AWS has done all of this to General Availability 24 times as of this writing–with five more on the way.
Real estate deals leak like Equifax
It takes time to buy a few square miles of industrial property. There are a lot of moving parts, and a lot of different people involved. Once the deal is signed and construction starts, it’s very hard to keep things quiet.
“Who do you work for?” asks the taxi driver. “Oh, some random small company,” replies the Amazonian festooned with company swag and still rocking their badge.
Secrets are hard.
By pre-announcing, an entire swath of this problem goes away. Journalists won’t be digging into real estate rumors in an effort to be the first to break the story, and that buys Amazon some space.
This is, of course, far from the primary reason for pre-announcements.
Customer obsession
Whenever AWS announces a region, they aren’t doing it because they think it’d be neat to have a region in a given place or because they landed a screaming deal on some real estate in the Greater Duluth area. Regional expansions are instead driven by customer demand.
When customers ask for regions near them (either for latency or regulatory reasons), it invariably means that they’re either at or fast approaching a decision point about which vendor to use. By announcing an upcoming region, AWS is saying that while there isn’t an acceptable region for those customers today, there will be in the near future. It reassures folks that their pain hasn’t been forgotten or ignored and informs longer-term enterprise planning.
AWS Regions are different
I wrote above about what’s involved in an AWS region. This isn’t what other cloud provider regions look like at all.
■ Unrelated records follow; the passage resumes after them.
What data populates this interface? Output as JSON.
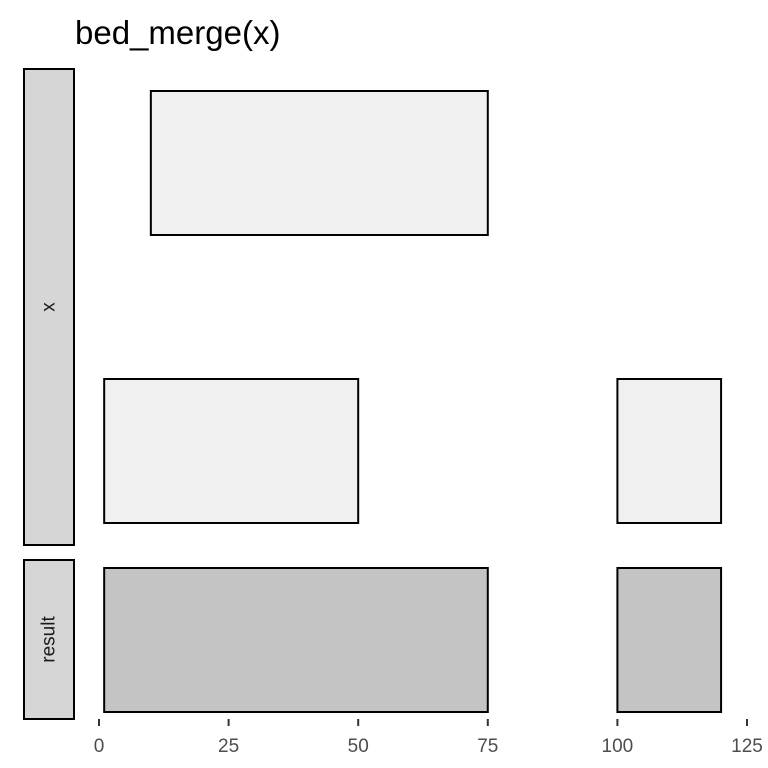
{
  "chart_data": {
    "type": "bar",
    "title": "bed_merge(x)",
    "xlabel": "",
    "ylabel": "",
    "xlim": [
      0,
      125
    ],
    "x_ticks": [
      0,
      25,
      50,
      75,
      100,
      125
    ],
    "x_tick_labels": [
      "0",
      "25",
      "50",
      "75",
      "100",
      "125"
    ],
    "grid": false,
    "panels": [
      {
        "label": "x",
        "fill": "#f0f0f0",
        "intervals": [
          {
            "start": 10,
            "end": 75,
            "row": 2
          },
          {
            "start": 1,
            "end": 50,
            "row": 1
          },
          {
            "start": 100,
            "end": 120,
            "row": 1
          }
        ]
      },
      {
        "label": "result",
        "fill": "#c4c4c4",
        "intervals": [
          {
            "start": 1,
            "end": 75,
            "row": 1
          },
          {
            "start": 100,
            "end": 120,
            "row": 1
          }
        ]
      }
    ]
  },
  "colors": {
    "strip_fill": "#d6d6d6",
    "outline": "#000000",
    "axis": "#333333"
  }
}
Given some late 2019/early 2020 capacity constraints, you could be forgiven for assuming that an Azure region is a data closet next to the boiler room in a 90-year-old building with flaky power. Azure’s region table indicates that only some of their regions have multiple availability zones; meanwhile AWS has no regions with fewer than three AZs (excluding their mainland China regions, which are themselves operated by partner companies).
GCP has regions that are similar to AWS; it’s easier for them to expand, since when they need more GCP capacity they simply turn off another beloved Google product to make room.
IBM “Cloud” is not a real cloud provider.
For most folks, having new AWS regions available is just a curiosity; but for customers in those locations it can be a game-changer.
Personally, I find the announcements fascinating because they give a glimpse into what the world of cloud might start to look like in a few years’ time. And they also give me a better idea of which companies are most likely to call me up to complain about their AWS bills, and where they’re coming from.